Entonces se produjo un conflicto entre las salitreras que habían sido expropiadas por el gobierno Peruano en Tarapacá y las salitreras de la familia Edwards (chilenos) en Antofagasta, Gibbs eran socios en ambas pero les convenía mucho más estar bien con el gobierno peruano porque se habían dado cuenta que el negocio no estaba en producir sino en la comercialización.

Al Estado Peruano le preocupaba mucho la producción de la salitrera de Edwards en Antofagasta que hacía bajar los precios, tanto que en Tarapacá el salitre era escasamente rentable, los únicos que ganaban eran los de Gibbs en la comercialización y presionaban a la casa Gibbs -que también eran socios minoritarios de Edwards- para que los obligaran a bajar la producción, cosa que Edwards no aceptaba porque el salitre allá tenía costos de explotación mucho más bajos.

Dicen que en ese marco se gestó el tratado secreto de defensa mutua, para que el Gobierno Boliviano expropiara la salitrera a Edwards como lo había hecho el Gobierno Peruano en Tarapacá.

Pero a diferencia de las salitreras en Tarapacá, las de Antofagasta eran negocio muy rentable y Edwards no bajaba la producción ni muerto, entonces vino el impuesto primero y cuando se negaron a pagar la expropiación.
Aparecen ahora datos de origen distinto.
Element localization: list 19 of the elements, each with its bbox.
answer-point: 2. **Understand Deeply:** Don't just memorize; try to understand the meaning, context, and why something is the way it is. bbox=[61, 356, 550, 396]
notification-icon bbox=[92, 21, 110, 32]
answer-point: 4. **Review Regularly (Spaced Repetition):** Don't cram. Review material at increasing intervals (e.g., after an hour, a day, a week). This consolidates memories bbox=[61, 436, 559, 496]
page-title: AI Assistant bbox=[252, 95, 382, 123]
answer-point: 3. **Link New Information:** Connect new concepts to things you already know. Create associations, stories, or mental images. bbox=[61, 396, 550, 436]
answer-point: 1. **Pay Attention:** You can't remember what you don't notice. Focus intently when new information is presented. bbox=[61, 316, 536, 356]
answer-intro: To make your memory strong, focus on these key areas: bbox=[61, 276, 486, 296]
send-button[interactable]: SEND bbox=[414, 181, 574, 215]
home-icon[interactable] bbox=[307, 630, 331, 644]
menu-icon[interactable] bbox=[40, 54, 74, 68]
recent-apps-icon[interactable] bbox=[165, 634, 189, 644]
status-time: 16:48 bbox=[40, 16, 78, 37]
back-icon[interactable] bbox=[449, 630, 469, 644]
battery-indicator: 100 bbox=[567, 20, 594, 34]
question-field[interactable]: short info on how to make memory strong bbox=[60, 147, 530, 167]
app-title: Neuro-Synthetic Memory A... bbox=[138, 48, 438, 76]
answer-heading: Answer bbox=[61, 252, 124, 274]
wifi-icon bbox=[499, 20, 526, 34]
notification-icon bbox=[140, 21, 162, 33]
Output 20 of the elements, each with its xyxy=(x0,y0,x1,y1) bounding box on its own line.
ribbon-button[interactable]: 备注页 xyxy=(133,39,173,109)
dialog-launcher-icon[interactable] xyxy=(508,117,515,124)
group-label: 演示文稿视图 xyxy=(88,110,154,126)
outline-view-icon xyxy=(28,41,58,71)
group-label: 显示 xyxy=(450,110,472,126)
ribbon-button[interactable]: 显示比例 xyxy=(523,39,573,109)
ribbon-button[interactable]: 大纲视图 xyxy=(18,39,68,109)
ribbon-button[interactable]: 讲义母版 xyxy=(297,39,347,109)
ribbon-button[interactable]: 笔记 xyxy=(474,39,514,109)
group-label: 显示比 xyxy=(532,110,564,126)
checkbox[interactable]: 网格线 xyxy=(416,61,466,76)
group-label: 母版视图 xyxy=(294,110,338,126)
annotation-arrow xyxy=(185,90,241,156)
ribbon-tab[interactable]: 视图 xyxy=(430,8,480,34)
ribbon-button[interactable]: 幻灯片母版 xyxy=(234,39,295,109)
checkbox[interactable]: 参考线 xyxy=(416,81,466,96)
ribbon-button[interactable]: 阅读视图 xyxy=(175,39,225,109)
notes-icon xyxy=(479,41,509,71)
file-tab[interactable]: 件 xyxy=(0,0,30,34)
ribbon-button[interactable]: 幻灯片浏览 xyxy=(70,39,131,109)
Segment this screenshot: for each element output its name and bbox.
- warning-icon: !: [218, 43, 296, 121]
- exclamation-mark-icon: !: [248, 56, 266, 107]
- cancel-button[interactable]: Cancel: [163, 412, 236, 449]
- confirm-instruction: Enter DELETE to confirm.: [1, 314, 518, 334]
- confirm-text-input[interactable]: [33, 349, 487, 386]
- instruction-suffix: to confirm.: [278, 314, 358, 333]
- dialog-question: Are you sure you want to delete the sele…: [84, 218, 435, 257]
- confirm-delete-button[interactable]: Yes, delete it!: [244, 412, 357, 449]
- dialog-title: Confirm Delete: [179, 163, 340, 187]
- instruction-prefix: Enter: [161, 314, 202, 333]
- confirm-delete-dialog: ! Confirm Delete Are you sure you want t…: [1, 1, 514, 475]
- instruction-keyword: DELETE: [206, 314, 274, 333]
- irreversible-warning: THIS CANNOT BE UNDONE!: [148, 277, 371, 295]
Y eso fue lo que gatilló la invasión de Antofagasta, que -según la posición chilena- era territorio en disputa (nunca reconoció títulos de Bolivia sobre ese territorio, Chile reclamaba hasta el Loa, pero por diferentes concesiones firmó un tratado donde aceptaba soberanía boliviana siempre y cuando no cobrasen impuestos por el salitre.

Bueno, además el 90% de la población de Antofagasta era chilena así es que AnibalPinto mandó unas pocas tropas y no les costó nada ocupar Antofagasta.

He leído esas historias de "capitalistas ingleses aliados de los chilenos" pero creo que no tienen base real, habían muchos capitalistas ingleses en Valparaíso en esos años pero eran socios minoritarios, la plata era de familias chilenas que hicieron grandes fortunas en la minería, los Edwards uno de los más importantes.